Overview of APOBEC3 functions

A3 genes are involved in various functions, from viral and retrotransposon restriction to cancer progression [66]. Indeed, several recent studies have described the role and mechanisms of action for this protein family in the context of cancer-related DNA mutagenesis, as it is becoming more and more clear that prevalent signatures of instability in cancer cell genomes are due to APOBEC3 activity on transiently exposed single-strand DNA (for example, during DNA mismatch repair and lagging strand replication) [67,68,69,70,71,72]. This activity leaves signatures along the double helix that are clearly traceable to A3 family members and are found predominantly in cancer cells [73]. As the structural details of A3s interaction with nucleic acids are being unveiled [74], the ambivalent effect of these protective enzymes is also being highlighted, as an elevated expression of APOBEC3s may provide a reason for aberrant cancer-inducing somatic mutations in human papilloma virus (HPV) [75,76,77] and HBV [78] infections, as well as an extensive range of other tumor types [73, 79, 80], even in the context of inflammation [81].

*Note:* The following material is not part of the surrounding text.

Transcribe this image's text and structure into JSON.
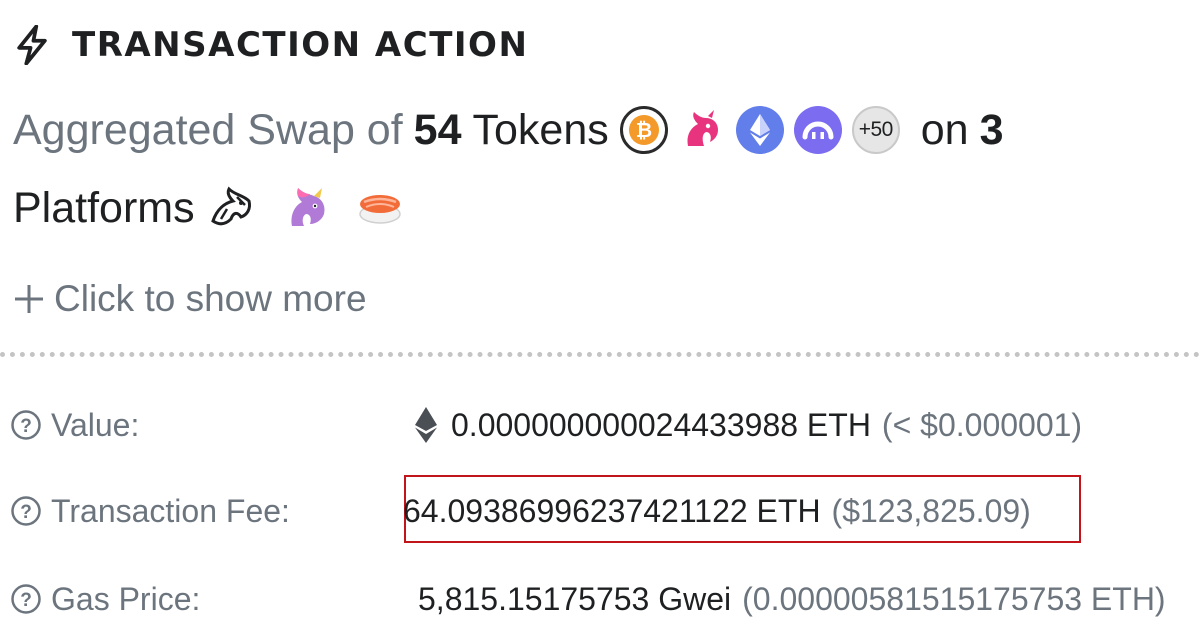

In fact, A3s strongly inhibit various types of exogenous viruses, including herpesvirus, parvovirus, papillomavirus and hepadnavirus [7, 82,83,84]. Sheehy et al. (2002) isolated a gene that restricts HIV-1 replication, identified as APOBEC3G [5]. In HIV-1 and other viruses, the virion infectivity factor (Vif) is a potent regulator of virus infection and replication and is consequently essential for pathogenic infections in vivo [85,86,87,88,89]. Vif interacts with A3G, triggers the ubiquitination and degradation of A3G via the proteasomal pathway, by binding A3G and a Cullin5-ElonginBC E3 ubiquitin ligase complex which results in the proteasomal degradation of A3G. Therefore, Vif is required during viral replication to inactivate the host cell antiviral factor A3G [90]. Indeed, the presence of a mutant Vif results in a failure to bind A3G, which in turn results in A3G incorporation into assembling virions with loss of viral infectivity [90].

A3 proteins also inhibit the mobilization of endogenous retroviruses and other retroelements, such as Alu and L1. For instance, Esnault and colleagues (2005) demonstrated that A3G can interfere with the mobilization of murine ERV elements, such as IAP and MusD, by inducing G-to-A hypermutations in the proviral DNA plus strand [91]. In recent years, most A3 family members have been shown to be able to counteract the activity of Alus and L1s in humans and primates, both in the nucleus and in the cytoplasm. For instance, A3G is able to repress Alu retrotransposition without interacting directly with L1 [92, 93], in fact A3G can inhibit L1-dependent retrotransposition by sequestering Alu RNAs in the cytoplasm, therefore being away from the nuclear L1’s enzymatic machinery. Different A3 proteins have diverse cellular localization patterns: A3A/C/H act both in the cytoplasm and in the nucleus; A3B only in the nucleus; A3D/F/G are active in the cytoplasm [94]. Given these critical functions, it is no surprise that the A3 family is being studied in the context of cancer, antiviral and immune-related drug discovery [95,96,97,98].

The evolutionary arms race between APOBEC3 and retrotransposons

The evolutionary arms race [99] is an ongoing struggle between competing sets of co-evolving genes, phenotypic/behavioral traits or species, that develop escalating adaptations and counter-adaptations against each other.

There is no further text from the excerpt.